I fail to see how any of this implies the data is mutable.
An accountant loads a raw payment data from a bank. Every payment has to be recognized and related to some analytics (a project, an expense/income class, etc). If it’s not obvious, then corresponding analytics are left empty or “_Unrecognized”, which rings at top of all related reports. Later the info arrives and they simply go to that day and fill in fields. The change history may be useful for data-debug reasons, but the model that a regular accountant uses is of a mutable nature at their level.
Of course one could design a system that made changesets append-only and explicit for them. But they would object, the same way you’d object if instead of updating a working tree, `git pull` simply appended a set of patches to every file in it and expected you to modify source code only by appending patches yourself. Developer’s own work model is mutable (a working tree), and you can’t expect an accountant to be surprisingly fine with what you personally are not.
bank is a perfect example of immutable accounting.
once debit is posted to your account (let's say it is fraudulent transaction, or transaction entered by mistake), nobody will go and erase it as if it never happened.
They would actually do reversal, by creating a new entry with the same amount and opposite sign.
So you would env up with two transactions: +100 and -100.
same is true for most accounting systems. Once the accounting period is closed (daily in banking system, monthly for most other companies), you can't change the closed month. All changes go as new transaction adjustments
That’s what I’m talking about! You don’t have to go all-immutable, only at the “commit and set in stone” level (you may have many). Obsessing yourself with a completely immutable state management at all levels does more damage to your workflow than the problems it solves. It’s yet another silver bullet that everyone tries to bite these days.
For users who do not need a serialized view of events, access to "near-real-time" data can be made to scale as far as needed, even if a single machine is driving all the writes. You could theoretically have a billion readers working off a single synchronous core system.

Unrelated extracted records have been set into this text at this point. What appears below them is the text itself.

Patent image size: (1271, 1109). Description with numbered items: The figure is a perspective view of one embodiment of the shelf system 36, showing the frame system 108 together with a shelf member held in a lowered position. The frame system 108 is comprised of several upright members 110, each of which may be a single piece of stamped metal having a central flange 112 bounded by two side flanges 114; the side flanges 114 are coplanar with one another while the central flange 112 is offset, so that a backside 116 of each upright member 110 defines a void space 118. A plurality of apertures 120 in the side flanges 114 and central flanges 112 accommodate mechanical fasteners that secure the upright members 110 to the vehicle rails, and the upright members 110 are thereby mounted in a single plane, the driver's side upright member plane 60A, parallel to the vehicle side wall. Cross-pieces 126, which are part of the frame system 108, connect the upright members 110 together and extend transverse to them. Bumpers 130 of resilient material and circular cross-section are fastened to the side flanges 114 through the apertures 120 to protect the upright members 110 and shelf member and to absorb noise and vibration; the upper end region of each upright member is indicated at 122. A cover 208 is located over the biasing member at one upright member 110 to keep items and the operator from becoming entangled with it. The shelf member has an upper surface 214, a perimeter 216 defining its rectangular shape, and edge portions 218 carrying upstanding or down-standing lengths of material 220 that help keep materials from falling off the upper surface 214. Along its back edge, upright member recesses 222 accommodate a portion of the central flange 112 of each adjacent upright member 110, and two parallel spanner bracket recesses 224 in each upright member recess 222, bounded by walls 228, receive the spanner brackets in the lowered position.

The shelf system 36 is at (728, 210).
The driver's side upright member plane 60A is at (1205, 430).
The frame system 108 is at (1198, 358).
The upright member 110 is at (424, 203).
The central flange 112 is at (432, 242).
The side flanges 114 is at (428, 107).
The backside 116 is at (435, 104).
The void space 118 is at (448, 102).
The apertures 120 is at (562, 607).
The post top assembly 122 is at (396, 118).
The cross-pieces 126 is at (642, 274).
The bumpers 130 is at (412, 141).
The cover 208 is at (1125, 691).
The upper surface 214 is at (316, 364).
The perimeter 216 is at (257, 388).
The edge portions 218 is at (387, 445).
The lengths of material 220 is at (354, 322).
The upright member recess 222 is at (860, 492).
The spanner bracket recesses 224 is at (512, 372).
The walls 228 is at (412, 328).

By utilizing careful abstractions, that single core system can write something on the order of 10-100 million transactions per second. We do it every day on the various financial exchanges around the world. In many cases, a single thread is what is holding up the entire exchange. Arrays of structs, hot cache lines, correct branch prediction and full pipelines are a hell of a combo.
In some practical businesses apps, it is also feasible to coalesce logical writes before they need to enter a fully-synchronous context, so you can get some step-down ratio like 100:1 on transactions that actually need to go across the network and be handled by the core system.